Search code examples
javaspringoauthjwtboot

Spring boot Jwt signed with RS256

I'm given a url - jwks_uri= https://xxxxx/oauth/nam/keys
... which produces this json:

{
     "keys": [{
             "kty": "RSA",
             "use": "sig",
             "alg": "RS256",
             "kid": "233921010515334582428573459295448396160651486998",
             "x5c": ["MIIFQjCCBCqgAwIBAgIUKPlhgf+gbz7h0arpJdYiOXxj5xYwDQYJKoZIhvcNAQELBQAwNTEaMBgGA1UECxMRT3JnYW5pemF0aW9uYWwgQ0ExFzAVBg..........wTBo45axM="],
             "x5t": "BBSLHq3rpiVLP2rota71boxAdqE",
             "x5tS256": "VAvMs-i58nz5UjOzyOEPpDubjgsNDK_m5z7w8dudPaw",
             "n": "okBvqleqjWLqLQ20cd9oajuOFZgOdPgD0rz6PddT1uW0iPkZ53Az68D_9s0fSMh996iGxN8sZFcCO-v0DXFBmUZb8D1VuBbx4v8Q_OUWhUk6V0QgUnzsdEYP39tZqU4gq KMuwzCbqqD1tj1C510tT8LK8lJjYuIjP-eNHv_WaL9QAH0iRwOWXA_a9ZwEoOhI0R-HqnvvJNyuUnh0umHDow3Uu7uuTKMFmziNzcB4ANBrKytVsfqBz2M9qNi6YqpT1ysGyX_M_PCja 2q8CDQxpcUm7XikFNdjutTR_B1gXDEk0Y8O7MgeKQcbYq1jMGEzIUabeka6jbBE2RR-mzV1YQ",
             "e": "AQAB"
         }
     ]
}

the company claims that I have everything needed to verify the public key of the jwt but in my code I keep getting the error

caused by: javax.net.ssl.SSLHandshakeException: PKIX path building failed: sun.security.provider.certpath.
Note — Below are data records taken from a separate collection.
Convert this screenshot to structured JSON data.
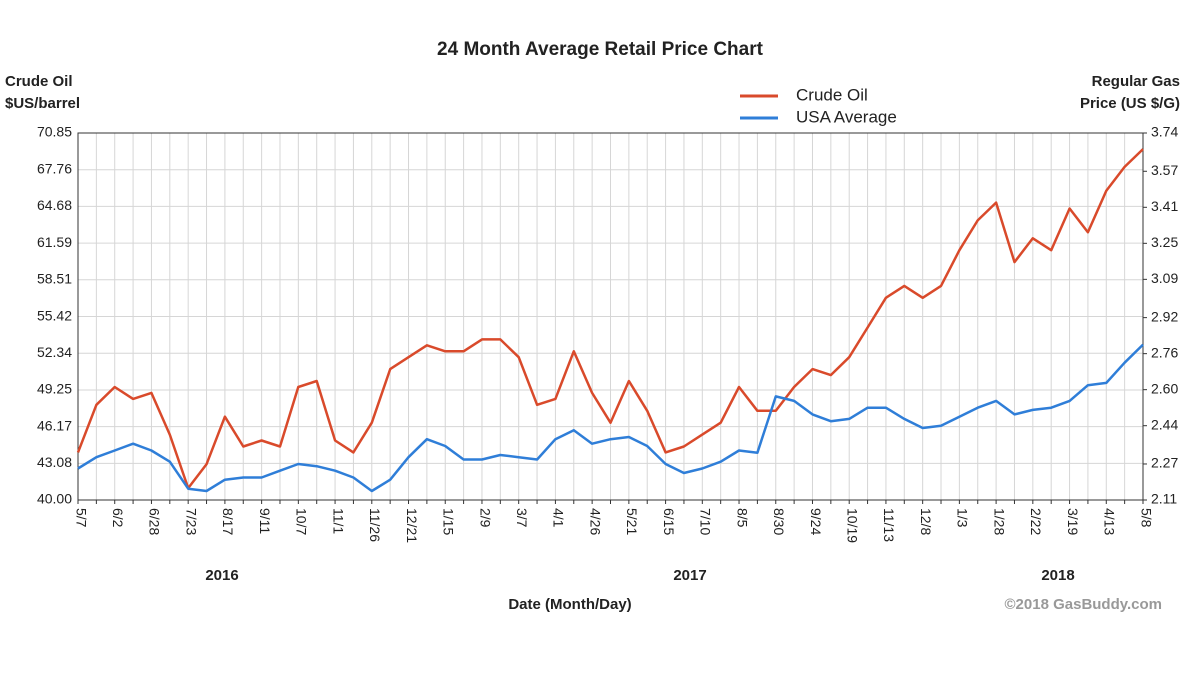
{
  "chart_data": {
    "type": "line",
    "title": "24 Month Average Retail Price Chart",
    "y_label": [
      "Crude Oil",
      "$US/barrel"
    ],
    "y2_label": [
      "Regular Gas",
      "Price (US $/G)"
    ],
    "x_label": "Date (Month/Day)",
    "year_labels": [
      "2016",
      "2017",
      "2018"
    ],
    "credit": "©2018 GasBuddy.com",
    "categories": [
      "5/7",
      null,
      "6/2",
      null,
      "6/28",
      null,
      "7/23",
      null,
      "8/17",
      null,
      "9/11",
      null,
      "10/7",
      null,
      "11/1",
      null,
      "11/26",
      null,
      "12/21",
      null,
      "1/15",
      null,
      "2/9",
      null,
      "3/7",
      null,
      "4/1",
      null,
      "4/26",
      null,
      "5/21",
      null,
      "6/15",
      null,
      "7/10",
      null,
      "8/5",
      null,
      "8/30",
      null,
      "9/24",
      null,
      "10/19",
      null,
      "11/13",
      null,
      "12/8",
      null,
      "1/3",
      null,
      "1/28",
      null,
      "2/22",
      null,
      "3/19",
      null,
      "4/13",
      null,
      "5/8"
    ],
    "series": [
      {
        "name": "Crude Oil",
        "color": "#d94a2b",
        "values": [
          44,
          48,
          49.5,
          48.5,
          49,
          45.5,
          41,
          43,
          47,
          44.5,
          45,
          44.5,
          49.5,
          50,
          45,
          44,
          46.5,
          51,
          52,
          53,
          52.5,
          52.5,
          53.5,
          53.5,
          52,
          48,
          48.5,
          52.5,
          49,
          46.5,
          50,
          47.5,
          44,
          44.5,
          45.5,
          46.5,
          49.5,
          47.5,
          47.5,
          49.5,
          51,
          50.5,
          52,
          54.5,
          57,
          58,
          57,
          58,
          61,
          63.5,
          65,
          60,
          62,
          61,
          64.5,
          62.5,
          66,
          68,
          69.5
        ]
      },
      {
        "name": "USA Average",
        "color": "#2f7ed8",
        "axis": "y2",
        "values": [
          2.25,
          2.3,
          2.33,
          2.36,
          2.33,
          2.28,
          2.16,
          2.15,
          2.2,
          2.21,
          2.21,
          2.24,
          2.27,
          2.26,
          2.24,
          2.21,
          2.15,
          2.2,
          2.3,
          2.38,
          2.35,
          2.29,
          2.29,
          2.31,
          2.3,
          2.29,
          2.38,
          2.42,
          2.36,
          2.38,
          2.39,
          2.35,
          2.27,
          2.23,
          2.25,
          2.28,
          2.33,
          2.32,
          2.57,
          2.55,
          2.49,
          2.46,
          2.47,
          2.52,
          2.52,
          2.47,
          2.43,
          2.44,
          2.48,
          2.52,
          2.55,
          2.49,
          2.51,
          2.52,
          2.55,
          2.62,
          2.63,
          2.72,
          2.8
        ]
      }
    ],
    "ylim": [
      40,
      70.85
    ],
    "yticks": [
      {
        "value": 40,
        "label": "40.00"
      },
      43.08,
      46.17,
      49.25,
      52.34,
      55.42,
      58.51,
      61.59,
      64.68,
      67.76,
      70.85
    ],
    "y2lim": [
      2.11,
      3.74
    ],
    "y2ticks": [
      2.11,
      2.27,
      2.44,
      {
        "value": 2.6,
        "label": "2.60"
      },
      2.76,
      2.92,
      3.09,
      3.25,
      3.41,
      3.57,
      3.74
    ],
    "grid": true,
    "legend": "top"
  }
}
SunCertPathBuilderException: unable to find valid certification path to requested target.

This is my method:

private RSAPublicKey loadPublicKey(DecodedJWT token) throws JwkException, MalformedURLException {
    
    final String url = "https://XXXXXXXX/oauth/nam/keys"; //getKeycloakCertificateUrl(token);
 //   final String url = "https://XXXXXXXXX/api/GetCA";



    JwkProvider provider = new UrlJwkProvider(new URL(url));

    return (RSAPublicKey) provider.get(token.getKeyId()).getPublicKey();
}
Solution

  • When your Java code tries to get the contents from that URL (the public key you need to verify JWTs) it can't establish a proper connection because it doesn't trust the certificate used by that page. It's the SSL certificate used by the page itself, not the public key that is returned at that endpoint. What you should do, is to obtain that certificate (you can open the https://XXXXXXXX/oauth/nam/keys page in a browser and download the certificate), then add it to your Java truststore. You will find detailed instructions on how to do it under this link posted by juanlumn: Resolving javax.net.ssl.SSLHandshakeException: sun.security.validator.ValidatorException: PKIX path building failed Error?